Sunday, September 12, 2010

Raphael: The Three Graces

Beheld with eyes fully open, earthly beauty becomes divine; the visions of saints and prophets live and breathe before us, and the warm, living bodies of the lovers in our arms trade places with celestial angels, goddesses, and gods.

The great Renaissance painter Raphael (Raffaello Sanzio de Urbino) had youth, polish, charm, intelligence, wit, charisma, good looks, a wealthy family that nurtured his artistic talent, an ability to network and make fast, influential friends, a genius for absorbing and synthesizing the purest classical elements of the great, eccentric Renaissance talents (Michelangelo, Botticelli, Leonardo) and the skill to fuse "the best of the best" into immortal artwork as breathtakingly beautiful and original as any ever produced ... all delivered with an offhand grace that made it look easy. Raphael was a rock star.

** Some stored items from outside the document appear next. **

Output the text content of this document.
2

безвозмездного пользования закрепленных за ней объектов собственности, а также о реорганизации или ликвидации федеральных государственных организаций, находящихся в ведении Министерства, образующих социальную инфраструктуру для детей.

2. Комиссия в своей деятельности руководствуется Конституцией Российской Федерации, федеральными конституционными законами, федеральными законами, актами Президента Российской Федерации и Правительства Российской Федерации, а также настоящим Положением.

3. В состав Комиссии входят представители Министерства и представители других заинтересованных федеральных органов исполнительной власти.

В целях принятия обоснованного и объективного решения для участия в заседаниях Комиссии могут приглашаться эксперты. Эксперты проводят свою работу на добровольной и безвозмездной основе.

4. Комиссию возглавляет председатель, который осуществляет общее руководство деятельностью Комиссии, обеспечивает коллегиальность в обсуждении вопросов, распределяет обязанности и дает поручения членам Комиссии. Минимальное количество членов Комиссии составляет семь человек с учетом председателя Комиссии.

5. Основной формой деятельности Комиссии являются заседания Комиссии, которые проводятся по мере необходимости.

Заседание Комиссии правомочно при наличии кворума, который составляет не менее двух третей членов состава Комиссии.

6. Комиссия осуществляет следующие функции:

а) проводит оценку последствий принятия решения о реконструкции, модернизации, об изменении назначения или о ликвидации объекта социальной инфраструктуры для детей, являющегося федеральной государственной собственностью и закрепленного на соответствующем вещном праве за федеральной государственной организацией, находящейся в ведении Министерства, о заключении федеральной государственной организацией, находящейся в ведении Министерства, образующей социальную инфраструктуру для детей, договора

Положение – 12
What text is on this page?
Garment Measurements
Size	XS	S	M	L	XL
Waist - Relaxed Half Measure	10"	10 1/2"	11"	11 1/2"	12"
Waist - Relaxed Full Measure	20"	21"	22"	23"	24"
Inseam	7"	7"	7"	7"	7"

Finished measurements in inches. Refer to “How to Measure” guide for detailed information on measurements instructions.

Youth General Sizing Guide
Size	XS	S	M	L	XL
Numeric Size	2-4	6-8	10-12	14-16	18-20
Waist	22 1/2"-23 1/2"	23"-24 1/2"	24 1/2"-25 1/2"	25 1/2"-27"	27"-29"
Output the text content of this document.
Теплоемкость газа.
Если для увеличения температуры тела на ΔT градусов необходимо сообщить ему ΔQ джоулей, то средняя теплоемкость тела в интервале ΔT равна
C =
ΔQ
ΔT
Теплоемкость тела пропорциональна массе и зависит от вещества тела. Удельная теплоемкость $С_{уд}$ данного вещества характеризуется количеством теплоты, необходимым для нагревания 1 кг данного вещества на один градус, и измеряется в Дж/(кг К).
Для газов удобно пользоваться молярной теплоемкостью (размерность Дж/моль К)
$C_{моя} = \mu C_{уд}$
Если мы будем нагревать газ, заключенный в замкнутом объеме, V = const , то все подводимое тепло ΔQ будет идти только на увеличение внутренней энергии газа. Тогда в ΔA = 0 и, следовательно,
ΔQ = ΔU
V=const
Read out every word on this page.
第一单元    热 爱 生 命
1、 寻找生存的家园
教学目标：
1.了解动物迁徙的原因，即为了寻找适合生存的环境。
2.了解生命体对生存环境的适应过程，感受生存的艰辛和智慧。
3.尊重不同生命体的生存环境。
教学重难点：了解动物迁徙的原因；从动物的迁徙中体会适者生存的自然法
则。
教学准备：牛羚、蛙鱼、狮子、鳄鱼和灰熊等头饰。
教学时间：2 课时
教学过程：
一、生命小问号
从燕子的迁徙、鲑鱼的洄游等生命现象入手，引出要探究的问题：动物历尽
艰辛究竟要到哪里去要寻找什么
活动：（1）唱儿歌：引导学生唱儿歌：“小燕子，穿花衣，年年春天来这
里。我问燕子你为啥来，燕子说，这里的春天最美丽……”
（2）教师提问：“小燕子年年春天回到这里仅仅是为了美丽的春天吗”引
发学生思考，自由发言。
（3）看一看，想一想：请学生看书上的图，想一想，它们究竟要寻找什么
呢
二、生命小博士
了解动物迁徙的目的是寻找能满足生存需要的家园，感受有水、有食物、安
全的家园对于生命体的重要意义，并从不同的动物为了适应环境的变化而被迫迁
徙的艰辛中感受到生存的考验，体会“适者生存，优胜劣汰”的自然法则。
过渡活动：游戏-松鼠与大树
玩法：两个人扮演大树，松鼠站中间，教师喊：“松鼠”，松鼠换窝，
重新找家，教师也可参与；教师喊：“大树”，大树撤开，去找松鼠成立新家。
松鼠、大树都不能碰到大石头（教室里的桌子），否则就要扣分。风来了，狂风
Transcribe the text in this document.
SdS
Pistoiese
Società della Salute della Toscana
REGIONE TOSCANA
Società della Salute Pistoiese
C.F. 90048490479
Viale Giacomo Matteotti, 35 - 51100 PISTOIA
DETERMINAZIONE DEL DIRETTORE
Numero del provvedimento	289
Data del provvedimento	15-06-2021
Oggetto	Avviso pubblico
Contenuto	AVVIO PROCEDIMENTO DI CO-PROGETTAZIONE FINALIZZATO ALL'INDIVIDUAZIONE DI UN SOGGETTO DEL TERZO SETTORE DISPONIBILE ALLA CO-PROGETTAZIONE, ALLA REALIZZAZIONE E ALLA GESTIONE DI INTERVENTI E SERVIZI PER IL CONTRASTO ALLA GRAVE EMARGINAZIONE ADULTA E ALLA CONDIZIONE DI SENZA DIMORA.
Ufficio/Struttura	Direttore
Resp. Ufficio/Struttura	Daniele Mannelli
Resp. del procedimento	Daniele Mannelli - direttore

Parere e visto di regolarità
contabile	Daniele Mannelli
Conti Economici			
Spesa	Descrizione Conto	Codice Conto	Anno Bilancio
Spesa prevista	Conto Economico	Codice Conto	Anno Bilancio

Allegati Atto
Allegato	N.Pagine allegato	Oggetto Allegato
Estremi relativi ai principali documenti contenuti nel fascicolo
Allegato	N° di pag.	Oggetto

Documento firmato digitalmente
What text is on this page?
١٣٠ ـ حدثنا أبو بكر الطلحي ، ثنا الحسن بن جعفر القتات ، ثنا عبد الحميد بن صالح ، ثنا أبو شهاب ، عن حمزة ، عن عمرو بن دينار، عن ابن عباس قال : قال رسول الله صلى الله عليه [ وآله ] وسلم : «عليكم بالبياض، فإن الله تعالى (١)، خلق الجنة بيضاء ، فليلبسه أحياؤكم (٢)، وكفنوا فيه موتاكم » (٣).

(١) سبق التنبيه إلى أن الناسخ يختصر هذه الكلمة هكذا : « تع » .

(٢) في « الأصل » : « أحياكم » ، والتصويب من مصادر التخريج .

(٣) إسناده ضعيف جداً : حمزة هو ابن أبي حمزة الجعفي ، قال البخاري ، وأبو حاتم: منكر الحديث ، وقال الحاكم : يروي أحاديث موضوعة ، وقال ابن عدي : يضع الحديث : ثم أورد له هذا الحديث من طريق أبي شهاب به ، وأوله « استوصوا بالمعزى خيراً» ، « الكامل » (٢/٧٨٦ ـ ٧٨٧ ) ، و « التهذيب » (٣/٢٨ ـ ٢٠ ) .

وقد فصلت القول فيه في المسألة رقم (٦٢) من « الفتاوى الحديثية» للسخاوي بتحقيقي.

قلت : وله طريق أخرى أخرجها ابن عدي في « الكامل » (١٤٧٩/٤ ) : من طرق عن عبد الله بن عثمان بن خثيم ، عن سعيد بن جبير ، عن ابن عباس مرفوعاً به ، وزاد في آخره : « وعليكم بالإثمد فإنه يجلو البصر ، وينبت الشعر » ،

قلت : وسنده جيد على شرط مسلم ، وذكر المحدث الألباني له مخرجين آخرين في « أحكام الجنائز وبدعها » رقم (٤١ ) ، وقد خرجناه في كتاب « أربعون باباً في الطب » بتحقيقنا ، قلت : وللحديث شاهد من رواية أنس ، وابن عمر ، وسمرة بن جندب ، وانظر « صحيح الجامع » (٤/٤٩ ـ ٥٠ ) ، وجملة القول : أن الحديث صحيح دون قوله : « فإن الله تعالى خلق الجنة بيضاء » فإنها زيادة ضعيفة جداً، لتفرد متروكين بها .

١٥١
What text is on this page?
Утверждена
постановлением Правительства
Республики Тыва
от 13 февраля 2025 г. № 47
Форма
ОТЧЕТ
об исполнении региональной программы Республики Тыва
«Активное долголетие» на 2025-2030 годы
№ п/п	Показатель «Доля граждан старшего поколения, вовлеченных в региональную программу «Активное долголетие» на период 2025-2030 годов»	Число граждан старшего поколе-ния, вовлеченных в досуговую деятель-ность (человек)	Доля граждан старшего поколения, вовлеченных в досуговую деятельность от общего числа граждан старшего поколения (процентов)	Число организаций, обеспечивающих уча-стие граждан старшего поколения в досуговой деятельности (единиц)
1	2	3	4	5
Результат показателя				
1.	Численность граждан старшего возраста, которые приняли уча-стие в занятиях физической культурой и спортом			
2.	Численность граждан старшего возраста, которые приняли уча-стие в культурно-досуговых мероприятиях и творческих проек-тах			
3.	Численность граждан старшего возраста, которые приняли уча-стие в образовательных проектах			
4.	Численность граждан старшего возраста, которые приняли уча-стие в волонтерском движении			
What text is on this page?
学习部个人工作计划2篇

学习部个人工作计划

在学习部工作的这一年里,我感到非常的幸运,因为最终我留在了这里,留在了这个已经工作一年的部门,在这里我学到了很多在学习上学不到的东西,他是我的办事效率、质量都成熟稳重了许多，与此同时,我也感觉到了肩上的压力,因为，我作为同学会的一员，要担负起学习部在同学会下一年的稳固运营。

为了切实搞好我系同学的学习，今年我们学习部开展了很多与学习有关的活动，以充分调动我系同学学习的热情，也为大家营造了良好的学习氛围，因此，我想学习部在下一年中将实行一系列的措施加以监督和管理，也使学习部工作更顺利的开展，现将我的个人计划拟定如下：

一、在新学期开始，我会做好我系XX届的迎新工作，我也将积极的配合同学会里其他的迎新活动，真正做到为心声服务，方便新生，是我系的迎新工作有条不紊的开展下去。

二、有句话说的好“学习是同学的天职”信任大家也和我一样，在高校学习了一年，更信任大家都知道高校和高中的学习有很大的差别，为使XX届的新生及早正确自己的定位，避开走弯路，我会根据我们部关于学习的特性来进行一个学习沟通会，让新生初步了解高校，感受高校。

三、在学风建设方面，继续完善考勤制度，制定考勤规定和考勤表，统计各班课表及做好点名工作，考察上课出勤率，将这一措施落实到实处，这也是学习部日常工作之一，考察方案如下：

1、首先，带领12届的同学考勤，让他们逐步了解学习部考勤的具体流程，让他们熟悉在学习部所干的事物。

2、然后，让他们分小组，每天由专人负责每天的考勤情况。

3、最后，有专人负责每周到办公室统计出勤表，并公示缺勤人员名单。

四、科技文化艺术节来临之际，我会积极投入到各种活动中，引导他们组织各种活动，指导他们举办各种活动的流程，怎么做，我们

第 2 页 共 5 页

In 16th century Florence and Rome, he went from lavish court party to lavish court party accompanied by a starstruck entourage of fashionable admirers (read: groupies).

And Raphael loved women (perhaps too much so; making love to a particularly possessive patron's wife apparently got him killed while still in his thirties). The secret power of his many Madonnas (portraits of the mother Mary) lies in how much they are really just beautiful young Italians. A more sophisticated reading of the situation might suggest that Raphael's work reflects the age's duality of earthly and divine beauty, Christian and (Christianized) pagan themes.

Perhaps that's part of the otherworldly charm of his The Three Graces (1504). The theme is pagan (the Graces come from Greek mythology), but the iconography is Christian (the church gave the Graces a pass as they could be made to stand for Christian virtues such as Faith, Hope, and Charity). But the beauty here is all about, on the one hand, the sensuality of the female nude, and on the other, idealized classical balance, as well as the desire to keep all of these balls in the air.
The painting's design contains a counterpoint of circular forms (the circular arrangement of the figures, the polished spheres (apples?) that they hold, and the gently bowed heads of the three women contemplating the spheres). But the composition attains its classical sense of proportion, symmetry, and above all balance, largely through the woman whose back is turned towards us - she is centered vertically and horizontally in the picture, and her bent arms resemble the mechanism of a hand-scale (as well as a cross?!).

The painting seems to balance the riddles of beauty, love, sex, and the sacred in equal measure - even if only in an ideal dream of perfect, interlocking forms, lasting only just long enough for a glimpse of the eternal, within the brief, earthly duration of our seeing.